Another highlight was the politically incorrect, foot-in-mouth moment by Dalpha Kalman from GetSurc, who expressed that half of their developers “are in Israel, which is apparently now the Mecca of technology”… sigh. I felt what we in Spanish call “pena ajena”, best translated as feeling embarrassed for someone else. She was quickly corrected by @Peter Corbett “You mean the Jerusalem of technology.” Oh my…

Yet besides the new aps on my phone and the cameo by the DC mayor, I was not feeling at all inspired. Yes, having an ap to help you find parking spaces and one to book taxis are both very valuable assets.Yet I wonder how much energy, if any, is spent by the dc tech community on innovation geared toward economic development. Is it sad that I expected DC to be a melting pot of social work, maybe even international one, with technology? I still ponder , as mentioned in my previous post,

Information dissemination? Corruption hot lines? Remittances? Post-conflict monetary aid via text messages? This realm is not particularly untapped,  but its advancement should not be left in the hands of development agencies, whose focus will never be on innovation. They are doing well in supporting already existing technologies and products, but bureaucracies are rarely the breeding grounds of new ideas.
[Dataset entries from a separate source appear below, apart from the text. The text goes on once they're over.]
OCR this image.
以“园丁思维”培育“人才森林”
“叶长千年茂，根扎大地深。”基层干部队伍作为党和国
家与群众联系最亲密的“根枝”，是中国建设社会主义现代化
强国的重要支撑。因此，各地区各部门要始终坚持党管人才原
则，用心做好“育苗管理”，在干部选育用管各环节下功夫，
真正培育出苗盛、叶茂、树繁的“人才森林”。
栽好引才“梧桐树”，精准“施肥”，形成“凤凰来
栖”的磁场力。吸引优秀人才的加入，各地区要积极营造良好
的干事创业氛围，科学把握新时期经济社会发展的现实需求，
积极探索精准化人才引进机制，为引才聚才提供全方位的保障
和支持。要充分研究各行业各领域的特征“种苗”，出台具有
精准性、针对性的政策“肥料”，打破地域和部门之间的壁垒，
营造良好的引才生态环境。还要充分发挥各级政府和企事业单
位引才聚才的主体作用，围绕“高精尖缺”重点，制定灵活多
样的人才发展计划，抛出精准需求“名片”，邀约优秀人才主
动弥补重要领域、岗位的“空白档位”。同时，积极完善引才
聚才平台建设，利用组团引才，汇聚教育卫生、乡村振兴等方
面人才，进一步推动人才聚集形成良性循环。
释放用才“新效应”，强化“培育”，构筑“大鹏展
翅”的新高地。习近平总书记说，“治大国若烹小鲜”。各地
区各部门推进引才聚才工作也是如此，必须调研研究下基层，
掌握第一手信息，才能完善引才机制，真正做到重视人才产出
Hopefully there will be a DCTech meetup more on the Tech4Dev fashion, and I can see the bureaucrats and non-profits  instead of the MBA GW students sharing ideas with the tech community. This IS DC after all…

Cell phones as tools for transparency — septiembre 8, 2011

Cell phones as tools for transparency

It is great to be constantly thinking of new projects. A few of my friends and I had thought about using the technologies we constantly use for more frivolous things, such as text voting and crime mapping in the US, to corruption hunting and bad service deliveries.

Artas Bartas, from Estonia, came up with an Android app for it called Bribespot. According to mobile active, they developed it during Garage48, an event where people pitch and develop apps in 48 hours. It has already been downloaded 600 times, with 700 submitted reports from around the world.

The app allows you to report an instance of corruption and maps it, with the purpose of bringing  awareness to government officials and to the public. I think the most effective thing it does is actively shame those involved. People may stop accepting bribes if they know that they could possible be posted online.  The idea reminds me of my favorite mayor Antannas Mockus’ way of shamming traffic violators with mimes in the streets of Bogotá. People are more scared of being ridiculed than of monetary punishment!

This is a great idea, but again, the concept needs to be adapted to local technologies. Most people in Africa, where corruption is prevalent, do not have Android phones. The more robust text-messaging system should provide the same or similar results. I cannot tell you our idea, because my team members could kill me. But think about it… what ICT tools could be used for transparency and to end corruption?